Age-related macular degeneration (AMD) affects around 3% of Australians over the age of 55 and is the most common cause of irreversible blindness in this age group. One of the mechanisms through which AMD causes blindness is via geographic atrophy (GA) which is a progressive and irreversible degeneration of the retina caused by the loss of retinal pigment epithelium (RPE) cells and photoreceptors.
There are currently no clinically effective treatments for GA but one of the most promising potential therapies is the use of stem cells to replace the damaged retina. Stem cells are defined by their potential to develop into many different cell types and can thus be used to replace diseased tissues.

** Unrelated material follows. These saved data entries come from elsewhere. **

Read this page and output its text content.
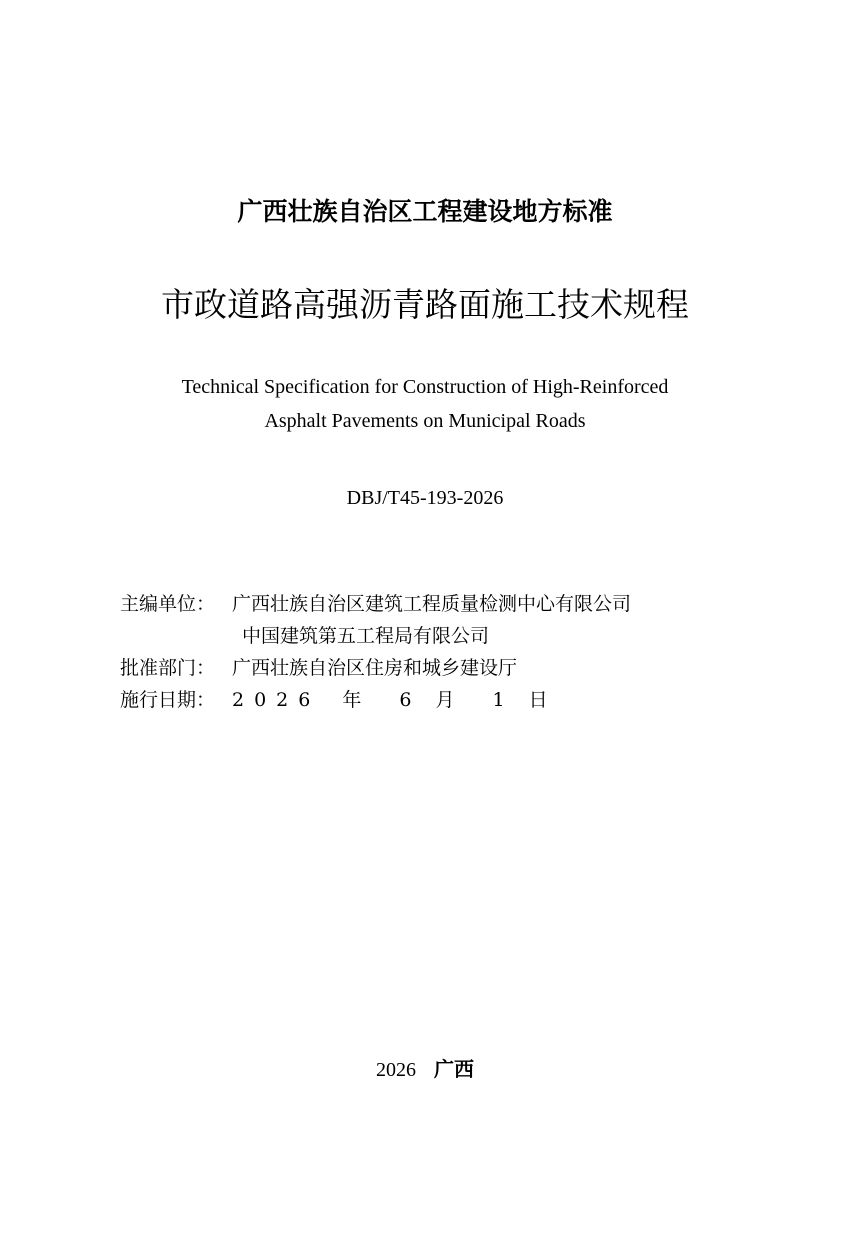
广西壮族自治区工程建设地方标准
市政道路高强沥青路面施工技术规程
Technical Specification for Construction of High-Reinforced
Asphalt Pavements on Municipal Roads
DBJ/T45-193-2026
主编单位： 广西壮族自治区建筑工程质量检测中心有限公司
中国建筑第五工程局有限公司
批准部门： 广西壮族自治区住房和城乡建设厅
施行日期： 2026 年 6 月 1 日
2026 广西
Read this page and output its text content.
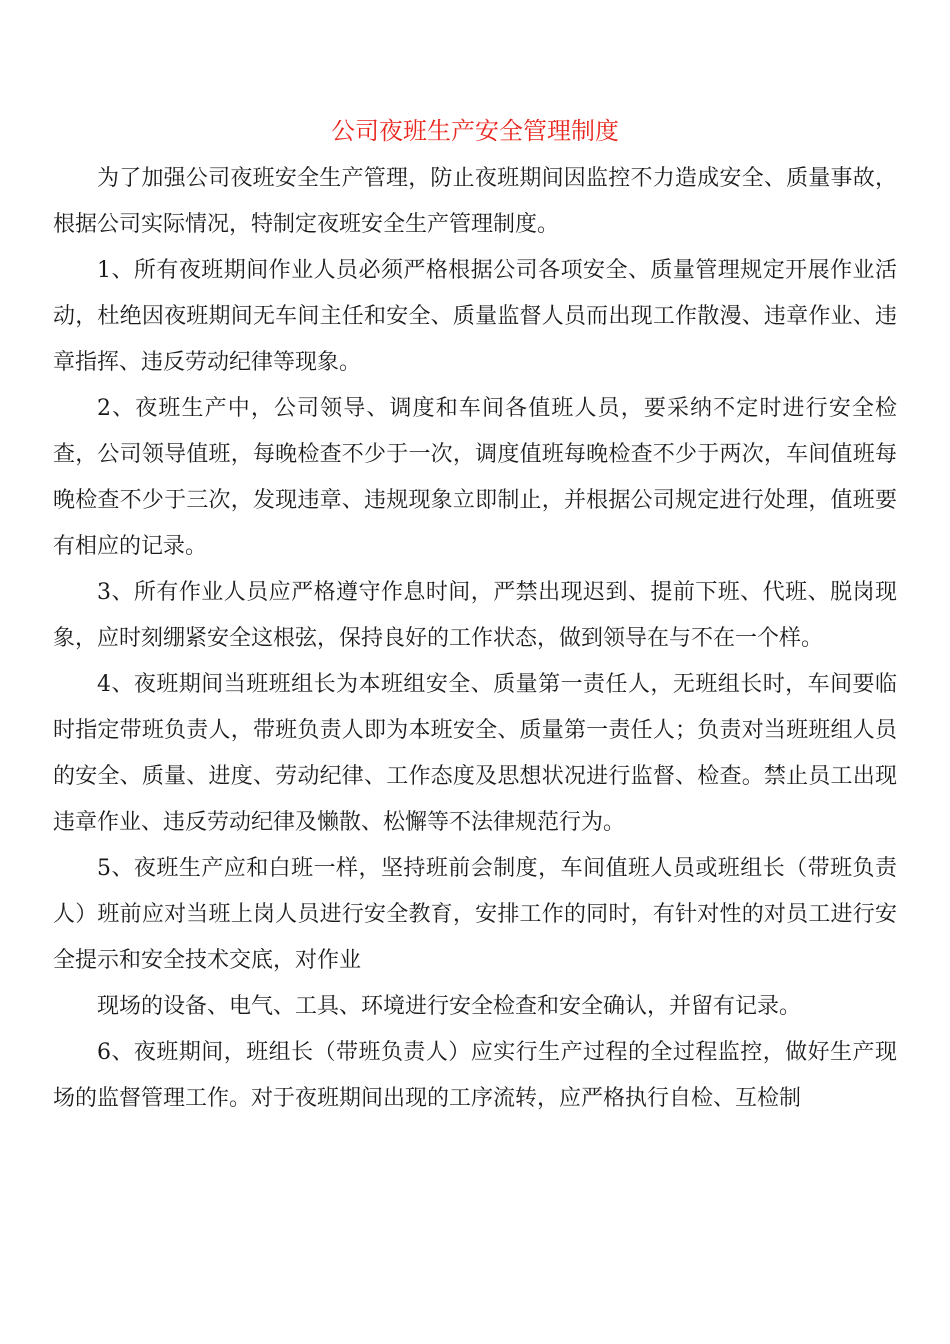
公司夜班生产安全管理制度

为了加强公司夜班安全生产管理，防止夜班期间因监控不力造成安全、质量事故，根据公司实际情况，特制定夜班安全生产管理制度。

1、所有夜班期间作业人员必须严格根据公司各项安全、质量管理规定开展作业活动，杜绝因夜班期间无车间主任和安全、质量监督人员而出现工作散漫、违章作业、违章指挥、违反劳动纪律等现象。

2、夜班生产中，公司领导、调度和车间各值班人员，要采纳不定时进行安全检查，公司领导值班，每晚检查不少于一次，调度值班每晚检查不少于两次，车间值班每晚检查不少于三次，发现违章、违规现象立即制止，并根据公司规定进行处理，值班要有相应的记录。

3、所有作业人员应严格遵守作息时间，严禁出现迟到、提前下班、代班、脱岗现象，应时刻绷紧安全这根弦，保持良好的工作状态，做到领导在与不在一个样。

4、夜班期间当班班组长为本班组安全、质量第一责任人，无班组长时，车间要临时指定带班负责人，带班负责人即为本班安全、质量第一责任人；负责对当班班组人员的安全、质量、进度、劳动纪律、工作态度及思想状况进行监督、检查。禁止员工出现违章作业、违反劳动纪律及懒散、松懈等不法律规范行为。

5、夜班生产应和白班一样，坚持班前会制度，车间值班人员或班组长（带班负责人）班前应对当班上岗人员进行安全教育，安排工作的同时，有针对性的对员工进行安全提示和安全技术交底，对作业

现场的设备、电气、工具、环境进行安全检查和安全确认，并留有记录。

6、夜班期间，班组长（带班负责人）应实行生产过程的全过程监控，做好生产现场的监督管理工作。对于夜班期间出现的工序流转，应严格执行自检、互检制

In December 2019 the National Institute of Health in the United States approved the first clinical stem cell therapy trial for the treatment of AMD. The study by Dr Bharti’s lab will take place at the National Eye Institute in Maryland and will use reprogramed patient-derived blood cells to create a type of stem cell called induced pluripotent stem cells (iPSCs). These iPSCs will be mounted on a biodegradable scaffold in order to create a graft consisting of a single layer of RPE cells. These stem cell grafts will then be implanted into 12 patients with GA who will then be monitored for 1 year. This technique has already been tested in rat and pig models and preliminary results suggest the RPE grafts can successfully integrate into the retina and perform functions typical of normal RPE cells such as phagocytosis (engulfing small particles) and improve the electrical responses from photoreceptors.
The results from this trial will complement those from two other research groups who have undertaken Phase I/II trials of stem cell treatments for GA as well as a trial registered in January 2020 which will use a stem cell derived RPE patch and will take place at Moorfields Eye Hospital in the United Kingdom.
Stem cell therapy is still in its infancy however the eye remains at the forefront of gene therapy trials because of its uniquely immune privileged environment as well as a relative ease of access to target tissues by injections and surgery. Furthermore because AMD and GA are leading causes of blindness, it is likely that these conditions will remain an important focus for stem cell research.